There wasn't much wind, and I knew nothing about what to do with what little there was, but I eventually learned to control the craft. It took me about 5 minutes to cross the lake downwind, and about 1.5 hours to return - due to lack of tacking experience and intermittent wind. I didn't bother rowing at any point, as I was in no rush.
Packing up took about 30 minutes, and I had everything safely back in the carry bags.
Modifications
The first thing I did was make stabilizer floats. All it took was one 8' aluminum square tube (cut in two), 4 soda bottles, two bungees, and 6 eyebolts (and some scrap acrylic to stabilize the bottles). The stabilizers simply slide into unused 1" square slots in the primary cross member of the kit, alongside the leeboards - I can only assume that the OEM stabilizers do the same. The hard part, as it turned out, was finding the spring clips. Spring clips are the little buttons that pop up when you slide one tube into another, to fix it in place. I googled far and wide, and found manufacturers and retailers selling them, but only in the UK. That wouldn't do, so I made them myself by bending a stainless steel tongue cleaner into the appropriate shape. They work great.

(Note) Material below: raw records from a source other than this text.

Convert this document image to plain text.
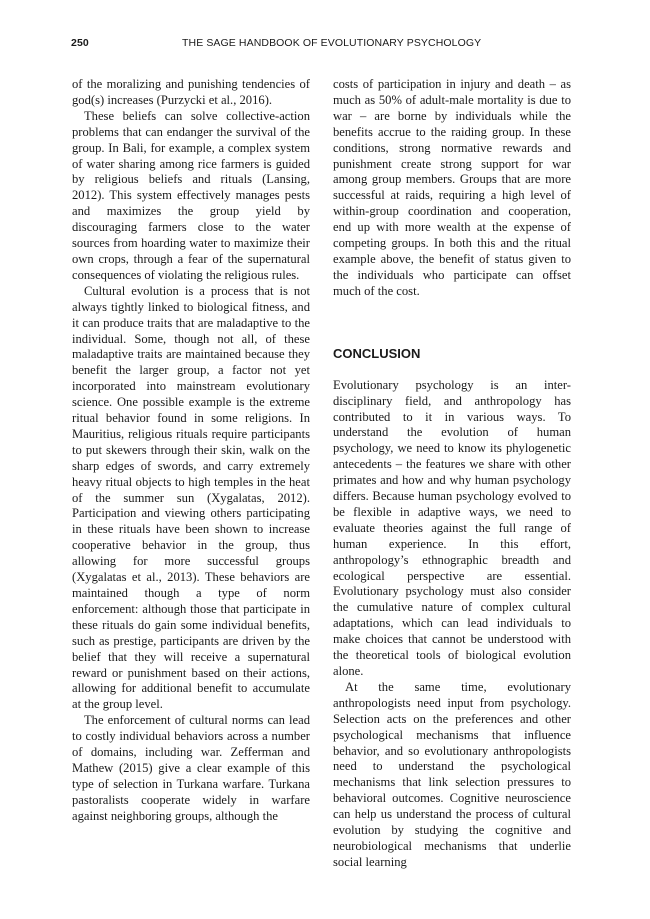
250	THE SAGE HANDBOOK OF EVOLUTIONARY PSYCHOLOGY

of the moralizing and punishing tendencies of god(s) increases (Purzycki et al., 2016).

These beliefs can solve collective-action problems that can endanger the survival of the group. In Bali, for example, a complex system of water sharing among rice farmers is guided by religious beliefs and rituals (Lansing, 2012). This system effectively manages pests and maximizes the group yield by discouraging farmers close to the water sources from hoarding water to maximize their own crops, through a fear of the supernatural consequences of violating the religious rules.

Cultural evolution is a process that is not always tightly linked to biological fitness, and it can produce traits that are maladaptive to the individual. Some, though not all, of these maladaptive traits are maintained because they benefit the larger group, a factor not yet incorporated into mainstream evolutionary science. One possible example is the extreme ritual behavior found in some religions. In Mauritius, religious rituals require participants to put skewers through their skin, walk on the sharp edges of swords, and carry extremely heavy ritual objects to high temples in the heat of the summer sun (Xygalatas, 2012). Participation and viewing others participating in these rituals have been shown to increase cooperative behavior in the group, thus allowing for more successful groups (Xygalatas et al., 2013). These behaviors are maintained though a type of norm enforcement: although those that participate in these rituals do gain some individual benefits, such as prestige, participants are driven by the belief that they will receive a supernatural reward or punishment based on their actions, allowing for additional benefit to accumulate at the group level.

The enforcement of cultural norms can lead to costly individual behaviors across a number of domains, including war. Zefferman and Mathew (2015) give a clear example of this type of selection in Turkana warfare. Turkana pastoralists cooperate widely in warfare against neighboring groups, although the

costs of participation in injury and death – as much as 50% of adult-male mortality is due to war – are borne by individuals while the benefits accrue to the raiding group. In these conditions, strong normative rewards and punishment create strong support for war among group members. Groups that are more successful at raids, requiring a high level of within-group coordination and cooperation, end up with more wealth at the expense of competing groups. In both this and the ritual example above, the benefit of status given to the individuals who participate can offset much of the cost.

CONCLUSION

Evolutionary psychology is an inter-disciplinary field, and anthropology has contributed to it in various ways. To understand the evolution of human psychology, we need to know its phylogenetic antecedents – the features we share with other primates and how and why human psychology differs. Because human psychology evolved to be flexible in adaptive ways, we need to evaluate theories against the full range of human experience. In this effort, anthropology’s ethnographic breadth and ecological perspective are essential. Evolutionary psychology must also consider the cumulative nature of complex cultural adaptations, which can lead individuals to make choices that cannot be understood with the theoretical tools of biological evolution alone.

At the same time, evolutionary anthropologists need input from psychology. Selection acts on the preferences and other psychological mechanisms that influence behavior, and so evolutionary anthropologists need to understand the psychological mechanisms that link selection pressures to behavioral outcomes. Cognitive neuroscience can help us understand the process of cultural evolution by studying the cognitive and neurobiological mechanisms that underlie social learning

I was able to test the stabilizers in strong winds, and they do indeed help (or at least they make me feel better). They are like training wheels for your boat - and in strong winds the bottles are fully submerged. I read somewhere that a 2L soda bottle provides about 8lbs of lift, so I have 16lbs on each side, with over 5' of leverage. They definitely add some drag when in the water, but at this stage I'd rather go slower than capsize.